Ich verweise auf eine Stelle, wo Buddha sagt:

„Ich trage niemanden auf meinen Schultern, um ihn an das letzte Ziel zu bringen. Niemand kann einen anderen auf den Schultern zum letzten Ziel tragen. In Liebe und Mitgefühl kann er höchstens sagen: ‚Also, so ist der Weg, und so bin ich gegangen. Arbeite auch du, gehe du ihn auch, und du wirst das Ziel erreichen.’ Aber jeder Mensch muss ihn selber gehen, muss jeden Schritt des Weges selber tun. Wer einen Schritt gemacht hat, ist einen Schritt näher am Ziel. Wer hundert Schritte gemacht hat, ist hundert Schritte näher am Ziel. Wer alle Schritte auf dem Weg gemacht hat, hat das letzte Ziel erreicht. Du selbst musst den Weg gehen.“

(entnommen aus dem Buch „Geschichten, die der Seele gut tun“ von Jack Kornfield & Christina Feldmann, S. 131)

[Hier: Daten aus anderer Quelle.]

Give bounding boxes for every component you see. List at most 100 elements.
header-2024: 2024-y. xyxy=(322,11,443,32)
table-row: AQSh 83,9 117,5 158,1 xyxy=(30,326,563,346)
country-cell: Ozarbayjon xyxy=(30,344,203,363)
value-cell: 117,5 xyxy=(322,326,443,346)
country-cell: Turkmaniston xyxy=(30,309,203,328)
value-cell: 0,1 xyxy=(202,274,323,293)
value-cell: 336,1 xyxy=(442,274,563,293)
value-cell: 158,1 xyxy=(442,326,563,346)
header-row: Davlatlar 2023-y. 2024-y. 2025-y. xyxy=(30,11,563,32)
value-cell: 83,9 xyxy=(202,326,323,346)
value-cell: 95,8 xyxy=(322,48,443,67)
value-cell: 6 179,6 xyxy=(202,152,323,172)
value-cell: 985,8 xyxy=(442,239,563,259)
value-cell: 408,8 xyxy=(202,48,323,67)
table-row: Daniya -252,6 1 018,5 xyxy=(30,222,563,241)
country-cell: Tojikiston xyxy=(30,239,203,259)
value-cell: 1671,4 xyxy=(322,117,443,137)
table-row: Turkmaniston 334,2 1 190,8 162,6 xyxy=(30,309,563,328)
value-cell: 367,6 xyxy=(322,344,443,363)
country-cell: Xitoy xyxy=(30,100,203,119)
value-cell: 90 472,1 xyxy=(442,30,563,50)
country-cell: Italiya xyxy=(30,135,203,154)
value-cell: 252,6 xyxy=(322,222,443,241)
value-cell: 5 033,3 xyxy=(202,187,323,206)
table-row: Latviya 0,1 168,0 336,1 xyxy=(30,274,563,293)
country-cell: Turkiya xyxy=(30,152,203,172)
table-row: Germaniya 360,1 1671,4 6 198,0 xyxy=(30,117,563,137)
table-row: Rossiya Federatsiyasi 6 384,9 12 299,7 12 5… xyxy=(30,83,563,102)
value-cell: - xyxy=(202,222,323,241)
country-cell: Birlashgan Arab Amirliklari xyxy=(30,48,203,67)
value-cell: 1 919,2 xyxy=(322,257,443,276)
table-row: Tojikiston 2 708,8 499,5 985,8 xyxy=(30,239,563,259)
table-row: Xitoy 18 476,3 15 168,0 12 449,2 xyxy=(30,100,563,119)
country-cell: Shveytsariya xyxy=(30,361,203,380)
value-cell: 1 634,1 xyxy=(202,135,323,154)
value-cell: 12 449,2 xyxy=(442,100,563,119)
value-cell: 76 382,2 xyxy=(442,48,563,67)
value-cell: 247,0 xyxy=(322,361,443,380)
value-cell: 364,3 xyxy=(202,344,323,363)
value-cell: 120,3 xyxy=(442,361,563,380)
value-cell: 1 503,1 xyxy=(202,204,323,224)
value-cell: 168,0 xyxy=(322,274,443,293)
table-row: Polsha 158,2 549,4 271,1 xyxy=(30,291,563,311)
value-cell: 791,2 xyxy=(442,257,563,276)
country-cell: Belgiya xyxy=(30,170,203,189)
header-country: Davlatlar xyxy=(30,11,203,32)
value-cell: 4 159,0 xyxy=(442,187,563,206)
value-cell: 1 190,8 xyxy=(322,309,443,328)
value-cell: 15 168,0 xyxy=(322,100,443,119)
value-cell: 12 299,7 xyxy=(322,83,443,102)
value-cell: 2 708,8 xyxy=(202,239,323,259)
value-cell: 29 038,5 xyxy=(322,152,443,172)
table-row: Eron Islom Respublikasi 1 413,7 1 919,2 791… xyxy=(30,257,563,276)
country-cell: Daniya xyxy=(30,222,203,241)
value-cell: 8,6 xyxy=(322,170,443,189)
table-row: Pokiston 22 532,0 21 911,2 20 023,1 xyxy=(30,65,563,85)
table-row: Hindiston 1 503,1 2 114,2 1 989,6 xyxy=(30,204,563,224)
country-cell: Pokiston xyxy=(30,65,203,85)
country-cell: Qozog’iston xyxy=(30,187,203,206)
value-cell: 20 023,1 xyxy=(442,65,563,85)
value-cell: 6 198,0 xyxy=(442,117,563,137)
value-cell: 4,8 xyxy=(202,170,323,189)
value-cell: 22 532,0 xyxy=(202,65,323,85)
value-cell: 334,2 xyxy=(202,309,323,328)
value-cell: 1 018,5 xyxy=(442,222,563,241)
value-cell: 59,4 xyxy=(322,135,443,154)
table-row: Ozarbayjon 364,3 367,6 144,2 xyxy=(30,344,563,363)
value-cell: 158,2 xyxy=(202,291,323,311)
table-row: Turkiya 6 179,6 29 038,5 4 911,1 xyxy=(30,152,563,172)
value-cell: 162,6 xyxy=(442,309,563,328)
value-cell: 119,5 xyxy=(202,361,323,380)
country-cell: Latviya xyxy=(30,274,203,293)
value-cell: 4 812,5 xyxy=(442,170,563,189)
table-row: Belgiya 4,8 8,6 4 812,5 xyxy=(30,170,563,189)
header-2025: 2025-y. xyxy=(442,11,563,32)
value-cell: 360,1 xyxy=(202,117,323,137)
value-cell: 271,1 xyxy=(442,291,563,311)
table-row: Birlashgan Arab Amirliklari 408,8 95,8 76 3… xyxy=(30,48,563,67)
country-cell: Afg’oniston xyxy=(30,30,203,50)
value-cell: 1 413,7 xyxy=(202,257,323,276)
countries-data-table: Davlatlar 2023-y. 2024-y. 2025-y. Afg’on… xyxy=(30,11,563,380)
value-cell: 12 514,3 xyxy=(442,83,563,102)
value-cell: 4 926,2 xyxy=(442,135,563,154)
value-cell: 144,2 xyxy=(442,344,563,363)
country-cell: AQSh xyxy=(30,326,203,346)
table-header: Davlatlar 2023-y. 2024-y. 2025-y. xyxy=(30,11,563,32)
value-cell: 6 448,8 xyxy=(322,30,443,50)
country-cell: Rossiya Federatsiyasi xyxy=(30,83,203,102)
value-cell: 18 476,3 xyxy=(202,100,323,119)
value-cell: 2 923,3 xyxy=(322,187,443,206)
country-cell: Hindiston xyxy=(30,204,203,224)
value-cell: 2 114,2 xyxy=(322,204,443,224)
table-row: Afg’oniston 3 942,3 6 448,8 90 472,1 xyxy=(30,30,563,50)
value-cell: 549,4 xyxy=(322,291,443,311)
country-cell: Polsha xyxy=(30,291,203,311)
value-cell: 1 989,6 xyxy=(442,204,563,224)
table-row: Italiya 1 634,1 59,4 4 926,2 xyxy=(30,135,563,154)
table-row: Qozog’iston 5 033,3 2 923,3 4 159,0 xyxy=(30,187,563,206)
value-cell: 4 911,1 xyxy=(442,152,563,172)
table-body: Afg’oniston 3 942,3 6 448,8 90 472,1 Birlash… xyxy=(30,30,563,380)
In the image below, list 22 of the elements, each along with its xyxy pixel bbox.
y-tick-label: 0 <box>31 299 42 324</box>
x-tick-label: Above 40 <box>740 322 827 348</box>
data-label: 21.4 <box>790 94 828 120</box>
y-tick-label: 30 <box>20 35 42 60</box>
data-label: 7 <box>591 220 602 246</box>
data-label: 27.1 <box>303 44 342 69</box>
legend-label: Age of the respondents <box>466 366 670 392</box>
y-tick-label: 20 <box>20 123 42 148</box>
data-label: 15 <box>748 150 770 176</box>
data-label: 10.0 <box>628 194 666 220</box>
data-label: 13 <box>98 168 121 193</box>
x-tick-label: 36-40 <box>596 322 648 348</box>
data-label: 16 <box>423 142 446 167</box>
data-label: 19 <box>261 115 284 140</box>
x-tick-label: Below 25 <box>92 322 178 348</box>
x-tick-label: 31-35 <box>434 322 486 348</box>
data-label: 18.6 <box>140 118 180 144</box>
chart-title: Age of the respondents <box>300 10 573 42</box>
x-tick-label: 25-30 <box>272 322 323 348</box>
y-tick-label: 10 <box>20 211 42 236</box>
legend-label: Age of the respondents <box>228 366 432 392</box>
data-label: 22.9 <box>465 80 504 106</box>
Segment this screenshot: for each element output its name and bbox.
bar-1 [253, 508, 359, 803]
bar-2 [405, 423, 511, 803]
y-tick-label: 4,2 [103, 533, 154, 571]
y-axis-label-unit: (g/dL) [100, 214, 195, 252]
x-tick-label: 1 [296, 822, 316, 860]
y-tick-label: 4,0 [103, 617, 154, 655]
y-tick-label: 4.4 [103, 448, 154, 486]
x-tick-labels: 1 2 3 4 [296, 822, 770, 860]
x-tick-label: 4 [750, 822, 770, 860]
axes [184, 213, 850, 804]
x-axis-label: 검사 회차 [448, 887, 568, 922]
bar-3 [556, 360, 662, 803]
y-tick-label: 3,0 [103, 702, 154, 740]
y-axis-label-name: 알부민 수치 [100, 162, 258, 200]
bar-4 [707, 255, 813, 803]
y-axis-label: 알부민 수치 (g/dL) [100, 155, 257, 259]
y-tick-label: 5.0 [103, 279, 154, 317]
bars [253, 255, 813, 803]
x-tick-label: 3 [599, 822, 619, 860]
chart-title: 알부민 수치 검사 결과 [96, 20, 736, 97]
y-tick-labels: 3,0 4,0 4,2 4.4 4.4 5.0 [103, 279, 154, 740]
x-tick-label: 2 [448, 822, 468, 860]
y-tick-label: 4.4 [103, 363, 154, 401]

Ich denke, dass dieses Büchlein nicht das erste ist, das Ihr Interesse erweckt hat, weil von „Befreiung“ die Rede ist. Vielleicht haben Sie schon Yoga- oder Meditations-Kurse besucht. Ich gehe davon aus, dass Sie auf der Suche sind und offensichtlich bisher noch nicht gefunden haben, sich noch nicht als „erleuchtet“ oder „befreit“ bezeichnen würden.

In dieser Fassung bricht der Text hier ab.